Cybercriminals Steal $13M in Global ATM Heist Using Prepaid Cards
An international cybercrime gang stole $13 million from a Florida-based financial firm in March 2011. The attackers exploited prepaid debit cards, withdrawing cash from ATMs across multiple countries in a coordinated heist.
The breach targeted Fidelity National Information Services Inc. (FIS), a Jacksonville company handling over 775 million prepaid card transactions yearly. Details emerged in the firm's first-quarter earnings report on May 3, 2011.

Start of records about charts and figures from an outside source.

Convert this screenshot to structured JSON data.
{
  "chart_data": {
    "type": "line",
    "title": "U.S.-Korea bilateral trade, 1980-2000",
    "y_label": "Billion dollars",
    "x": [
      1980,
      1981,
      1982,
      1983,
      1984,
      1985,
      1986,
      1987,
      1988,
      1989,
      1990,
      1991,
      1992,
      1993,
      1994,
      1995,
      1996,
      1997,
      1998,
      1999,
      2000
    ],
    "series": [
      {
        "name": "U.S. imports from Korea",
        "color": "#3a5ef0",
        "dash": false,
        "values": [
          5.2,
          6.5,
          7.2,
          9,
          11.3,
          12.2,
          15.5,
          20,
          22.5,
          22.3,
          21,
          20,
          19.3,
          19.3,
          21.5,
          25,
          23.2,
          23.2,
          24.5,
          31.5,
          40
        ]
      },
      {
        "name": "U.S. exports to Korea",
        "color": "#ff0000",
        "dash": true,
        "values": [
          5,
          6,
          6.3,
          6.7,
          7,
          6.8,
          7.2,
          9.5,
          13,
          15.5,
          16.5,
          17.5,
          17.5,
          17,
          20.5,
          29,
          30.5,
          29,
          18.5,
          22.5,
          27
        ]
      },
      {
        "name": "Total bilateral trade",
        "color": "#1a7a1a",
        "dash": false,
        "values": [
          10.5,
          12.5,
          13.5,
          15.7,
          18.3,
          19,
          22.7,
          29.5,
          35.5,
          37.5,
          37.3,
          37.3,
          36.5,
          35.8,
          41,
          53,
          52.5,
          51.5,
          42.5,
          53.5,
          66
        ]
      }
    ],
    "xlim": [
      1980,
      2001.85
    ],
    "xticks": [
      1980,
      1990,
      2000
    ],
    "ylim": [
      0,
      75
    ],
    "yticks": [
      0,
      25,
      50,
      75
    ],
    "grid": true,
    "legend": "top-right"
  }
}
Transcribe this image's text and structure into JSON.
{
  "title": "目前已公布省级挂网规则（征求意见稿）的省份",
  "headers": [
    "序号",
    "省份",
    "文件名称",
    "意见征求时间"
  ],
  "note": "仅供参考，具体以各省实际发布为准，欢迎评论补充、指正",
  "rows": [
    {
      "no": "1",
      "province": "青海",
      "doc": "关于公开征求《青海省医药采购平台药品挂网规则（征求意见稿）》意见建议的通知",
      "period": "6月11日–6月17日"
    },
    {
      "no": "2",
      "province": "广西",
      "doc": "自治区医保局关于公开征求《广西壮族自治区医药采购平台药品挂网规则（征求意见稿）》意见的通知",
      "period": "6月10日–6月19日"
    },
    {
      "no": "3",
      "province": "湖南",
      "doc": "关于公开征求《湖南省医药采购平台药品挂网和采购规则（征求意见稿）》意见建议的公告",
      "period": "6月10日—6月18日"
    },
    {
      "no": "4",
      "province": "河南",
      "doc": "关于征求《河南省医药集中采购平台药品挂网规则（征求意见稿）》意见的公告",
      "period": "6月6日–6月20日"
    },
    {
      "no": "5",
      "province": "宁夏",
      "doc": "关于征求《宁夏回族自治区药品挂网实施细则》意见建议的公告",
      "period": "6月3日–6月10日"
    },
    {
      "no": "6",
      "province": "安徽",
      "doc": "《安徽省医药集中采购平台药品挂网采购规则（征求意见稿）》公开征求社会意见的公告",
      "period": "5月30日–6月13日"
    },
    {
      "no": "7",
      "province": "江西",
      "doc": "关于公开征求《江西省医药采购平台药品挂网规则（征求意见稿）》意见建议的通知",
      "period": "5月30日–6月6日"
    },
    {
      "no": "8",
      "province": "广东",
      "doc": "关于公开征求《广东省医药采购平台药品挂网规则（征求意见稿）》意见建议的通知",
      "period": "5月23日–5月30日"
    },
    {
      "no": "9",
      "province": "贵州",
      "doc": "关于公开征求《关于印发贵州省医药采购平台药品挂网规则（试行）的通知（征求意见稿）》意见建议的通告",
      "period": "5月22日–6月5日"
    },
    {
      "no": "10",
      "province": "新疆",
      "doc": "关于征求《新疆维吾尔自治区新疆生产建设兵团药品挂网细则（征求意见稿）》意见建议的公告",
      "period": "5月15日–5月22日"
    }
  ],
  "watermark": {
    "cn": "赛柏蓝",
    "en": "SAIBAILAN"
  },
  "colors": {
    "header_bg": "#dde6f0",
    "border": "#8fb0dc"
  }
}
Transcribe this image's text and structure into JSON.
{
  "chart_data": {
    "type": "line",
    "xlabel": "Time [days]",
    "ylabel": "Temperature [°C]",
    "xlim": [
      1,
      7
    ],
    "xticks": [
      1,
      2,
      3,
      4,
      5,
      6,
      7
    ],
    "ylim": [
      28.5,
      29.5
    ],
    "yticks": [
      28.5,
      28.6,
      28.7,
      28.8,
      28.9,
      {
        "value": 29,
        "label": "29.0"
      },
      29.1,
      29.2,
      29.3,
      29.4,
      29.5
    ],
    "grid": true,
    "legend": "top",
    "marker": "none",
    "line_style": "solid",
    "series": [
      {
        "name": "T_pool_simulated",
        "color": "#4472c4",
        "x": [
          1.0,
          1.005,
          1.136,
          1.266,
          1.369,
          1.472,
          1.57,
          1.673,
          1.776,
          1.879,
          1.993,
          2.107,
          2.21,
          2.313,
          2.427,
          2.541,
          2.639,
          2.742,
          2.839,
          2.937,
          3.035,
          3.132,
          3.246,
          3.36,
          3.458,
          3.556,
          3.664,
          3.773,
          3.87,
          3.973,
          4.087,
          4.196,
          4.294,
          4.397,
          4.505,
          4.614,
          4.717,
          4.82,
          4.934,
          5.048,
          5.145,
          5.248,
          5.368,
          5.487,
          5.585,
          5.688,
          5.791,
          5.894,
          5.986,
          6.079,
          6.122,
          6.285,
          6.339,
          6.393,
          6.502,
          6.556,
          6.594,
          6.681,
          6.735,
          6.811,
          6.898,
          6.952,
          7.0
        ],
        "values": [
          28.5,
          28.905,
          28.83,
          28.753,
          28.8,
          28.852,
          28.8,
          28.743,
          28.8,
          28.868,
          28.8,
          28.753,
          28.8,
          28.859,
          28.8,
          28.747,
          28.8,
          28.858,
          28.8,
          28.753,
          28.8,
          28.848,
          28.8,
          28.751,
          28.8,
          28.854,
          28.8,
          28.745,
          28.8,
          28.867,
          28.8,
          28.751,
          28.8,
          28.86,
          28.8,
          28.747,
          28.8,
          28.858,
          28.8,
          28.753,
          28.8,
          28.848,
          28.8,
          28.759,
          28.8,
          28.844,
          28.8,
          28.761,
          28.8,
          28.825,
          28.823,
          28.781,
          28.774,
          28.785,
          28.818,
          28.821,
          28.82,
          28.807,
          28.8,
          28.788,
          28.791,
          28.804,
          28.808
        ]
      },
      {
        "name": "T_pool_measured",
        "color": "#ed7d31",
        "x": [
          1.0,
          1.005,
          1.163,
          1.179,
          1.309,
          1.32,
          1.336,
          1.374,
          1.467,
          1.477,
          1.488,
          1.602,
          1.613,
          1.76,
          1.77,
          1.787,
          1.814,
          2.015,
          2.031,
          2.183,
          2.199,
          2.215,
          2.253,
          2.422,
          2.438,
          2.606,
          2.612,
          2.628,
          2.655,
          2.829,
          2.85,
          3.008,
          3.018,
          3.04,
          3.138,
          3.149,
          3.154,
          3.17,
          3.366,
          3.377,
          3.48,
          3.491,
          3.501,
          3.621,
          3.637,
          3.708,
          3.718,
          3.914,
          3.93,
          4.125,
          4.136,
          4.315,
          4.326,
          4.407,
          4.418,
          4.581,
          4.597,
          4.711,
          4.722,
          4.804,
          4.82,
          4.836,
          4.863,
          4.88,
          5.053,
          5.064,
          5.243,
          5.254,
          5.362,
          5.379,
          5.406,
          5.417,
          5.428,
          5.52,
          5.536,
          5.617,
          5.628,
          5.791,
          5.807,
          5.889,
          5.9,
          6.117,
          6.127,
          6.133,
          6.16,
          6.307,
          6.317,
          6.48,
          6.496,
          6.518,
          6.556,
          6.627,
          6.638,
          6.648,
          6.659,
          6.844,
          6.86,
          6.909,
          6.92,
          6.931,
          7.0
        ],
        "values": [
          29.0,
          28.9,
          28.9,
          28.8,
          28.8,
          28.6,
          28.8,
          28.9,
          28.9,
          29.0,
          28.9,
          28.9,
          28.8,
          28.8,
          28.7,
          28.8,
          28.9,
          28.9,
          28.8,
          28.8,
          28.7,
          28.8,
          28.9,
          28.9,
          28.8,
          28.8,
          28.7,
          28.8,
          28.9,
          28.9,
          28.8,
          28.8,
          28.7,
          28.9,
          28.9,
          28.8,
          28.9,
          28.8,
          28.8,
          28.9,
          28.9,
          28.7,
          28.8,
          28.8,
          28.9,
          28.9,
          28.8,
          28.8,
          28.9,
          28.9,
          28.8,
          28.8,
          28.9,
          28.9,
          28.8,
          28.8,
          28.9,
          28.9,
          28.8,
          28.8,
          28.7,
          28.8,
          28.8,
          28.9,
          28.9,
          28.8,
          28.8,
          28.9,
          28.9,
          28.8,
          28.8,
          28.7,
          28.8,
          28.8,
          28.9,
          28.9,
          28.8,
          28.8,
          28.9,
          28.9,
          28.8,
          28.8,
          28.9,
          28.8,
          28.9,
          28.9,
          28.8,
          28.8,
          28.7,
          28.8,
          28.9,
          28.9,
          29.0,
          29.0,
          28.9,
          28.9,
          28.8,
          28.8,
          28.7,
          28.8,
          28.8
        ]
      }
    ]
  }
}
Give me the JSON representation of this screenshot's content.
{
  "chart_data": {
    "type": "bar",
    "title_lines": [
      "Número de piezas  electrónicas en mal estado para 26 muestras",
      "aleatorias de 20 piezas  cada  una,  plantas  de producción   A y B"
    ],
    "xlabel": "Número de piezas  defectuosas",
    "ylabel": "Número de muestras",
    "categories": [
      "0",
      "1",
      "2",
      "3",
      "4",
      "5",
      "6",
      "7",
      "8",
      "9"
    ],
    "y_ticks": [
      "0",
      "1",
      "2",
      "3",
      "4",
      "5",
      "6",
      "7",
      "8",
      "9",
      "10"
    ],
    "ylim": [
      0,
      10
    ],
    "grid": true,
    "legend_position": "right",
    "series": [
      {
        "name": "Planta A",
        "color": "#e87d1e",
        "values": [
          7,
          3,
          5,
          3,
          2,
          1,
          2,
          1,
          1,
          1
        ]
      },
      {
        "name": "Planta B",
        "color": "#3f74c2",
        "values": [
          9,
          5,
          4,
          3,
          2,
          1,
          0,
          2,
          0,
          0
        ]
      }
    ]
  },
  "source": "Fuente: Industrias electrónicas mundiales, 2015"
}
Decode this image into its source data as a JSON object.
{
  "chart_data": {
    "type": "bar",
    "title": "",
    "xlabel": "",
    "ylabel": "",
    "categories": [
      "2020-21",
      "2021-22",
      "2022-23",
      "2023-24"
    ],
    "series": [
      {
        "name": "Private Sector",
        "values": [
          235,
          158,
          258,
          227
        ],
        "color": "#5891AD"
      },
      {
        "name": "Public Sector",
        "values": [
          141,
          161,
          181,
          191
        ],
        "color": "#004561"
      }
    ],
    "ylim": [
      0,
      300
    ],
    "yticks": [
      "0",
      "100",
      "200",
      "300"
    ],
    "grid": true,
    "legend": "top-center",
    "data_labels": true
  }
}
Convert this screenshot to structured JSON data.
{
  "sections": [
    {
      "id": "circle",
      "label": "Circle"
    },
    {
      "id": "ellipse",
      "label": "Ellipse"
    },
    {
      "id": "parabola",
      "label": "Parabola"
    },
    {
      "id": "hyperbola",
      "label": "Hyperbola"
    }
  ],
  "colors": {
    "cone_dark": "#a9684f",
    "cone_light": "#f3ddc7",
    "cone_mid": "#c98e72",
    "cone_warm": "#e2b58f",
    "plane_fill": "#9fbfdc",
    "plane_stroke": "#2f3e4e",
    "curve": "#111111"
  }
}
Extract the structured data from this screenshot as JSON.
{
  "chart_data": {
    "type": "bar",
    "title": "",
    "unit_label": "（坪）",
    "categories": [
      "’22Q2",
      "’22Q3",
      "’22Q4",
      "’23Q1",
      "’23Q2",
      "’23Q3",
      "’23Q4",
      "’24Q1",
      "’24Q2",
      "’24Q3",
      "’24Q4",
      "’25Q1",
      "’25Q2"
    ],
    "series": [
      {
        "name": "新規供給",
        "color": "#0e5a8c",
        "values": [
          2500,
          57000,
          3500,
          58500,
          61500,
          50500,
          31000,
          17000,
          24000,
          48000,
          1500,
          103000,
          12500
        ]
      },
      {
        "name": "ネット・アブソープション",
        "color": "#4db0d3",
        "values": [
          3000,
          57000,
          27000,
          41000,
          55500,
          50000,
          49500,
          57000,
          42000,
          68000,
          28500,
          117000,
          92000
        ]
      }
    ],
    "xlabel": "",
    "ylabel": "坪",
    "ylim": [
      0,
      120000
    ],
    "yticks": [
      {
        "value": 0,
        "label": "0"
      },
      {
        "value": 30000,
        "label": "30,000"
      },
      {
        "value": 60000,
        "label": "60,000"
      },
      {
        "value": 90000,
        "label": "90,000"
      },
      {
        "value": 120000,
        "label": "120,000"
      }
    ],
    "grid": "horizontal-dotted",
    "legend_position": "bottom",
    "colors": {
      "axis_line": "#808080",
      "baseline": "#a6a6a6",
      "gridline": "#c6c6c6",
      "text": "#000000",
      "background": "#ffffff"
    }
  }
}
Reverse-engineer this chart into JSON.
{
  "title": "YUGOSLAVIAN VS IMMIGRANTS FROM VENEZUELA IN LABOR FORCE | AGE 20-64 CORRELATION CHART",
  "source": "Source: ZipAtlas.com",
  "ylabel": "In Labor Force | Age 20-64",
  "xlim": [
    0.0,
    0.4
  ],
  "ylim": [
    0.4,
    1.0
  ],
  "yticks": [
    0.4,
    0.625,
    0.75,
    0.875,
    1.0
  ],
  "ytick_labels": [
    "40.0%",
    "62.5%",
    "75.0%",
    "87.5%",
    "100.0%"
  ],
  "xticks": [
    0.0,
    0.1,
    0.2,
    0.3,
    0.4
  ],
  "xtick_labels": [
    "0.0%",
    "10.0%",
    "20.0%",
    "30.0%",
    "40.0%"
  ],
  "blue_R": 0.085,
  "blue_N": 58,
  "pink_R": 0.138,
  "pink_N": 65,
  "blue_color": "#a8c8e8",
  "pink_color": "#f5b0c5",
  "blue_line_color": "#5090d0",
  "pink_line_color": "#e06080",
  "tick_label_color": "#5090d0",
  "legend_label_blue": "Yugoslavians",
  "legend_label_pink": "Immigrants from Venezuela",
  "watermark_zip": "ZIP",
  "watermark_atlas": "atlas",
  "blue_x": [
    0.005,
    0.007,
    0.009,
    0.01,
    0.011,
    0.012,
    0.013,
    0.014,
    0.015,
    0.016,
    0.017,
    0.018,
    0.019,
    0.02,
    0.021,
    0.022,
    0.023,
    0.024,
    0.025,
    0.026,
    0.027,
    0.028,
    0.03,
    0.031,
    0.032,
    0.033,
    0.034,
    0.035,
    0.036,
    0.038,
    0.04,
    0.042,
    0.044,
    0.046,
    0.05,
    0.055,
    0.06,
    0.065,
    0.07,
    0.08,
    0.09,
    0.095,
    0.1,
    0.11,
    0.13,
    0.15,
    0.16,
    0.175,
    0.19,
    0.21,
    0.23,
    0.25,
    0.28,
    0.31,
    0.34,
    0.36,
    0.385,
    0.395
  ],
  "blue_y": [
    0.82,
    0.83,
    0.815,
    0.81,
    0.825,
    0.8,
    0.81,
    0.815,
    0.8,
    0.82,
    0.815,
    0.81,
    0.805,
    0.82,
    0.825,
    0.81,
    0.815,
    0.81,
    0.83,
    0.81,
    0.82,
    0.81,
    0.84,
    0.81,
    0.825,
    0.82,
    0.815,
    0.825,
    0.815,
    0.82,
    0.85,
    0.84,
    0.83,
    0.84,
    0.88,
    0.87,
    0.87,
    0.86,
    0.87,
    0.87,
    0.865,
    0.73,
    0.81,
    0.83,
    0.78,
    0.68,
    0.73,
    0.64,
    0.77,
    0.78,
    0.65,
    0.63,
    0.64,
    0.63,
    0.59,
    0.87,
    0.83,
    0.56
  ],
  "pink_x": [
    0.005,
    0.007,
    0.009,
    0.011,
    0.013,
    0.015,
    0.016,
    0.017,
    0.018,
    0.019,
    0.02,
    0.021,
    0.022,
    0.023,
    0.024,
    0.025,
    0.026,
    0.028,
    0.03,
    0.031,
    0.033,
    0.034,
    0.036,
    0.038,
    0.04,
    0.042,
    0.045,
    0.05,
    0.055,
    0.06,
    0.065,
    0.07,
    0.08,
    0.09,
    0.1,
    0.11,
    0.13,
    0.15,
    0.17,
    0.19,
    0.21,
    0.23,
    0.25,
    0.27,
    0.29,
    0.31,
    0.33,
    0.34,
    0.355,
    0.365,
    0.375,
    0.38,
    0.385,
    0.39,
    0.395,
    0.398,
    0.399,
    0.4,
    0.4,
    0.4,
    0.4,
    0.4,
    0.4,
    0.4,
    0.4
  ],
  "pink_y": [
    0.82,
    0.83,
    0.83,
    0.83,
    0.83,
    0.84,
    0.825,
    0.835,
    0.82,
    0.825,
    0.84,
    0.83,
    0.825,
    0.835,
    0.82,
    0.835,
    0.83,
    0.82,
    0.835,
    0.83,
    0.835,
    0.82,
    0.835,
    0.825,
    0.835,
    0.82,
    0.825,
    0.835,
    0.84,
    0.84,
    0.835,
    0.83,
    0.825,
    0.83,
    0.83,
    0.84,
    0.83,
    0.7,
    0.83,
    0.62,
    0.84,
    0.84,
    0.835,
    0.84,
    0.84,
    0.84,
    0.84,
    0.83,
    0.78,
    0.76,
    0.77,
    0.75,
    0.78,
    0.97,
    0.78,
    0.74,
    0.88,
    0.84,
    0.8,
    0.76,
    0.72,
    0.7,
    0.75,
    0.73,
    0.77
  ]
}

The attack began on Saturday, March 5, 2011. Hackers compromised the eFunds Prepaid Solutions platform, previously known as WildCard Systems Inc., based in Sunrise, Florida. They altered or removed withdrawal limits on 22 prepaid cards before cloning them for fraudulent use.
Cash withdrawals took place in major cities across Europe, Russia, and Ukraine. The criminals spread their activity across 13 different countries, maximizing the stolen funds before detection.
Investigators noted similarities to a 2008 breach at RBS WorldPay, where fraudsters withdrew over $9 million using counterfeit prepaid cards. In this case, up to 7,170 prepaid accounts may have been exposed. Personal details of three cardholders were also accessed without authorization.
The incident highlights vulnerabilities in prepaid card systems used by financial institutions. FIS confirmed the breach in its May earnings statement, though the full extent of the damage remains under review. Authorities continue to investigate the international scope of the cybercrime operation.